Learning grammars for architecture-specific facade parsing

Project-Teams GALEN
RESEARCH CENTRE SACLAY – ÎLE-DE-FRANCE
1 rue Honoré d’Estienne d’Orves Bâtiment Alan Turing Campus de l’École Polytechnique 91120 Palaiseau
Learning grammars for architecture-specific facade parsing
Raghudeep Gadde ∗ †, Renaud Marlet∗, Nikos Paragios† ‡
Project-Teams GALEN
Research Report n° 8600 — September 2015 — 41 pages
Abstract: Parsing facade images requires optimal handcrafted grammar for a given class of buildings. Such a handcrafted grammar is often designed manually by experts. In this paper, we present a novel framework to learn a compact grammar from a set of ground-truth images. To this end, parse trees of ground-truth annotated images are obtained running existing inference algorithms with a simple, very general grammar. From these parse trees, repeated subtrees are sought and merged together to share derivations and produce a grammar with fewer rules. Furthermore, unsupervised clustering is performed on these rules, so that, rules corresponding to the same complex pattern are grouped together leading to a rich compact grammar. Experimental validation and comparison with the state-of-the-art grammar-based methods on four different datasets show that the learned grammar helps in much faster convergence while producing equal or more accurate parsing results compared to handcrafted grammars as well as grammars learned by other methods. Besides, we release a new dataset of facade images from Paris following the Art-deco style and demonstrate the general applicability and extreme potential of the proposed framework.

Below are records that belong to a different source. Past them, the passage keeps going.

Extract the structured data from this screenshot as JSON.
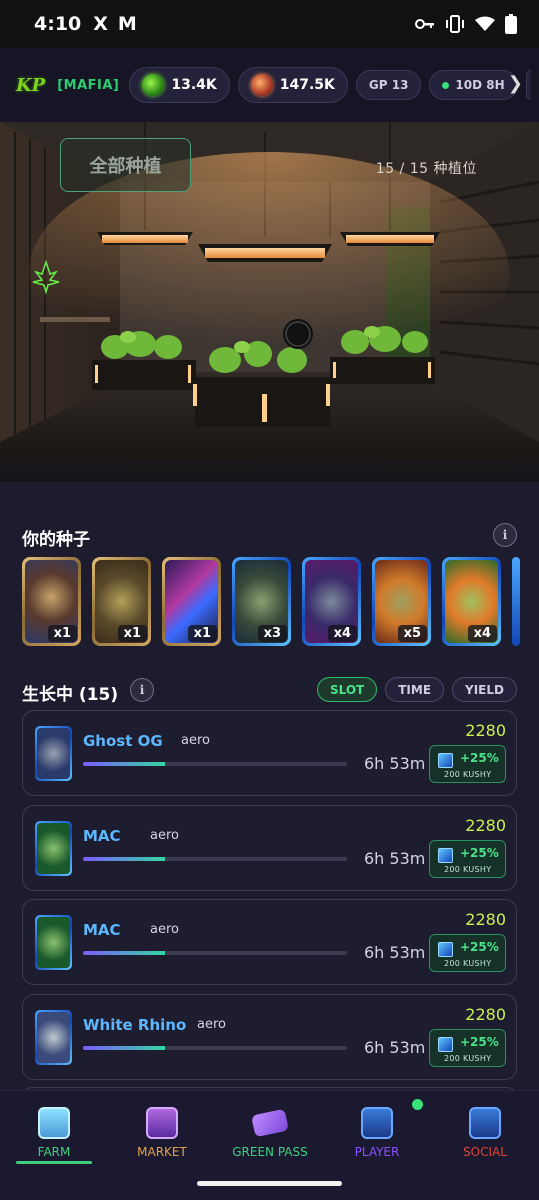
{
  "status_bar": {
    "time": "4:10",
    "x_icon": "X",
    "m_icon": "M"
  },
  "header": {
    "logo": "KP",
    "clan_tag": "[MAFIA]",
    "green_coins": "13.4K",
    "kushy_coins": "147.5K",
    "gp_level": "GP 13",
    "timer": "10D 8H"
  },
  "grow_room": {
    "plant_all_label": "全部种植",
    "slots_label": "15 / 15 种植位"
  },
  "seeds_section": {
    "title": "你的种子",
    "seeds": [
      {
        "rarity": "gold",
        "qty": "x1"
      },
      {
        "rarity": "gold",
        "qty": "x1"
      },
      {
        "rarity": "gold",
        "qty": "x1"
      },
      {
        "rarity": "blue",
        "qty": "x3"
      },
      {
        "rarity": "blue",
        "qty": "x4"
      },
      {
        "rarity": "blue",
        "qty": "x5"
      },
      {
        "rarity": "blue",
        "qty": "x4"
      }
    ]
  },
  "growing_section": {
    "title": "生长中 (15)",
    "sort_tabs": [
      "SLOT",
      "TIME",
      "YIELD"
    ],
    "active_sort": "SLOT",
    "plants": [
      {
        "name": "Ghost OG",
        "owner": "aero",
        "time_left": "6h 53m",
        "yield": "2280",
        "boost_pct": "+25%",
        "boost_amount": "200 KUSHY",
        "progress": 0.31
      },
      {
        "name": "MAC",
        "owner": "aero",
        "time_left": "6h 53m",
        "yield": "2280",
        "boost_pct": "+25%",
        "boost_amount": "200 KUSHY",
        "progress": 0.31
      },
      {
        "name": "MAC",
        "owner": "aero",
        "time_left": "6h 53m",
        "yield": "2280",
        "boost_pct": "+25%",
        "boost_amount": "200 KUSHY",
        "progress": 0.31
      },
      {
        "name": "White Rhino",
        "owner": "aero",
        "time_left": "6h 53m",
        "yield": "2280",
        "boost_pct": "+25%",
        "boost_amount": "200 KUSHY",
        "progress": 0.31
      }
    ]
  },
  "bottom_nav": {
    "items": [
      {
        "label": "FARM",
        "color": "#3ecf7d",
        "icon": "farm-icon"
      },
      {
        "label": "MARKET",
        "color": "#e2a14a",
        "icon": "market-icon"
      },
      {
        "label": "GREEN PASS",
        "color": "#3ecf7d",
        "icon": "green-pass-icon"
      },
      {
        "label": "PLAYER",
        "color": "#8a4fff",
        "icon": "player-icon"
      },
      {
        "label": "SOCIAL",
        "color": "#e0443a",
        "icon": "social-icon"
      }
    ],
    "active": "FARM"
  },
  "colors": {
    "accent_green": "#3ecf7d",
    "yield_color": "#c8f24e",
    "name_blue": "#5db7ff"
  }
}
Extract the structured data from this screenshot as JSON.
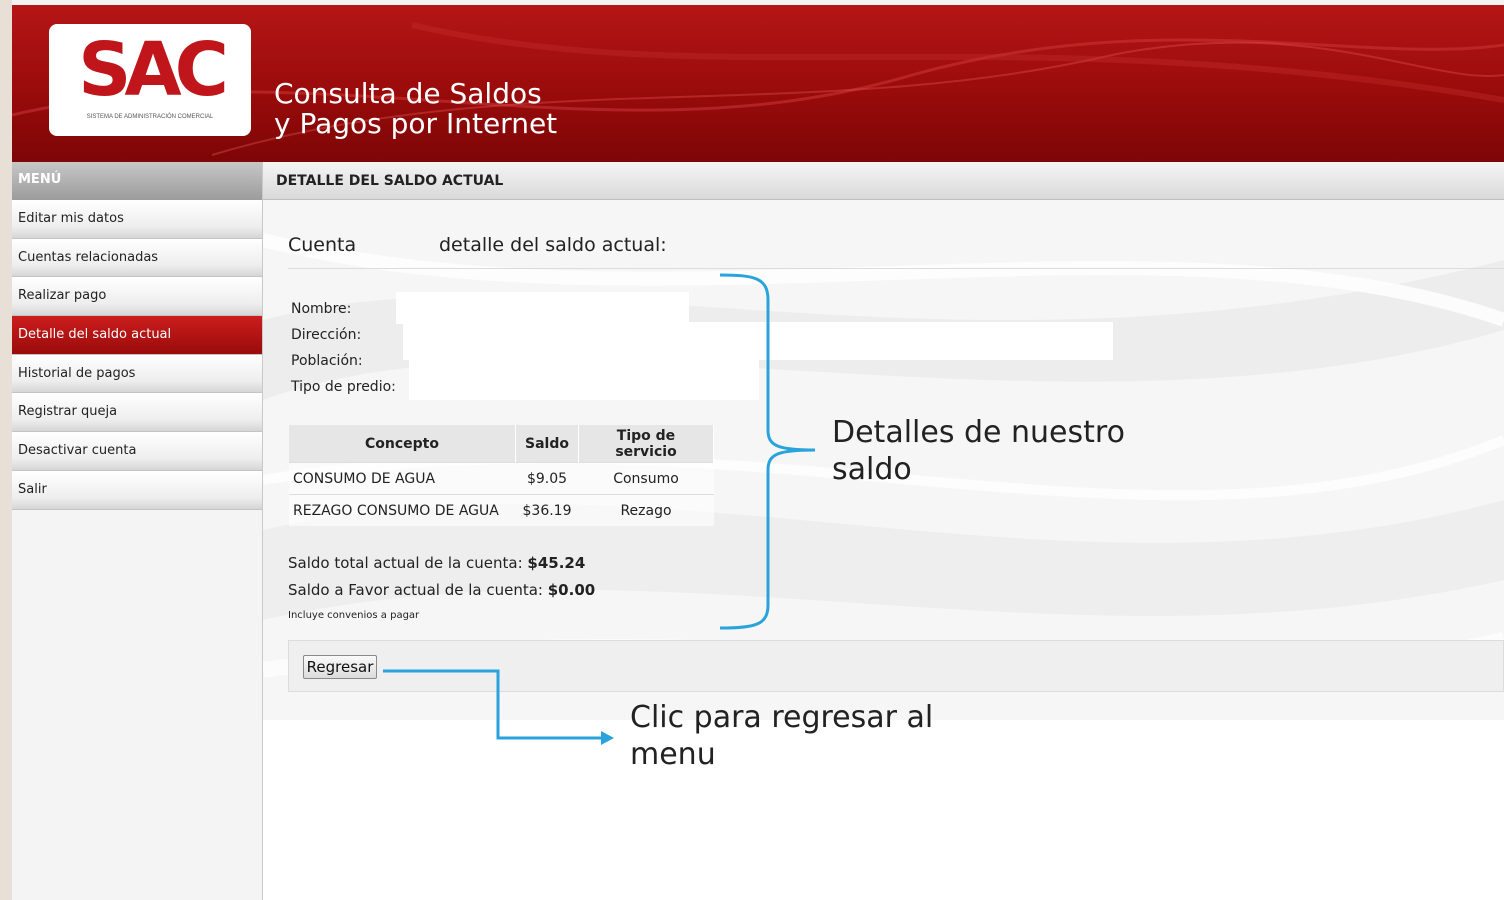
{
  "app": {
    "logo_text": "SAC",
    "logo_subtitle": "SISTEMA DE ADMINISTRACIÓN COMERCIAL",
    "title_line1": "Consulta de Saldos",
    "title_line2": "y Pagos por Internet",
    "brand_color": "#9a0b0b"
  },
  "sidebar": {
    "header": "MENÚ",
    "items": [
      {
        "label": "Editar mis datos"
      },
      {
        "label": "Cuentas relacionadas"
      },
      {
        "label": "Realizar pago"
      },
      {
        "label": "Detalle del saldo actual",
        "active": true
      },
      {
        "label": "Historial de pagos"
      },
      {
        "label": "Registrar queja"
      },
      {
        "label": "Desactivar cuenta"
      },
      {
        "label": "Salir"
      }
    ]
  },
  "main": {
    "section_title": "DETALLE DEL SALDO ACTUAL",
    "account_label": "Cuenta",
    "account_detail_label": "detalle del saldo actual:",
    "fields": {
      "nombre": "Nombre:",
      "direccion": "Dirección:",
      "poblacion": "Población:",
      "tipo_predio": "Tipo de predio:"
    },
    "table": {
      "headers": [
        "Concepto",
        "Saldo",
        "Tipo de servicio"
      ],
      "rows": [
        [
          "CONSUMO DE AGUA",
          "$9.05",
          "Consumo"
        ],
        [
          "REZAGO CONSUMO DE AGUA",
          "$36.19",
          "Rezago"
        ]
      ]
    },
    "total_label": "Saldo total actual de la cuenta:",
    "total_value": "$45.24",
    "favor_label": "Saldo a Favor actual de la cuenta:",
    "favor_value": "$0.00",
    "note": "Incluye convenios a pagar",
    "back_button": "Regresar"
  },
  "annotations": {
    "details_line1": "Detalles de nuestro",
    "details_line2": "saldo",
    "back_line1": "Clic para regresar al",
    "back_line2": "menu",
    "color": "#2aa3dc"
  }
}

Key-words: grammar learning, facade parsing, subtree isomorphism, clustering
∗ IMAGINE, Ecole des Ponts Paris-Tech † Center for Visual Computing, Ecole Centrale Paris ‡ GALEN Group, INRIA-Saclay, France
Grammaires de spcifique l’architecture faade analyse apprentissage
Resume : Dans cet article, nous prsentons un cadre nouveau apprendre une grammaire compacte d’un ensemble d’images de ground-truth.
Mots-cles : grammar learning, facade parsing, subtree isomorphism, clustering
Learning grammars 3
1 Introduction
How building facades are segmented is of great interest in computer vision due to the number of applications and associated issues. Knowing the regularities in facade layout can be used in video games and movies to generate plausible urban landscapes with realistic rendering [45]. It can also guide the analysis of building images to construct semantized models that can be used for urban planning and in simulation tasks (e.g., for thermal performance evaluation or shadow casting studies) as well as to compact data for virtual navigation in cities.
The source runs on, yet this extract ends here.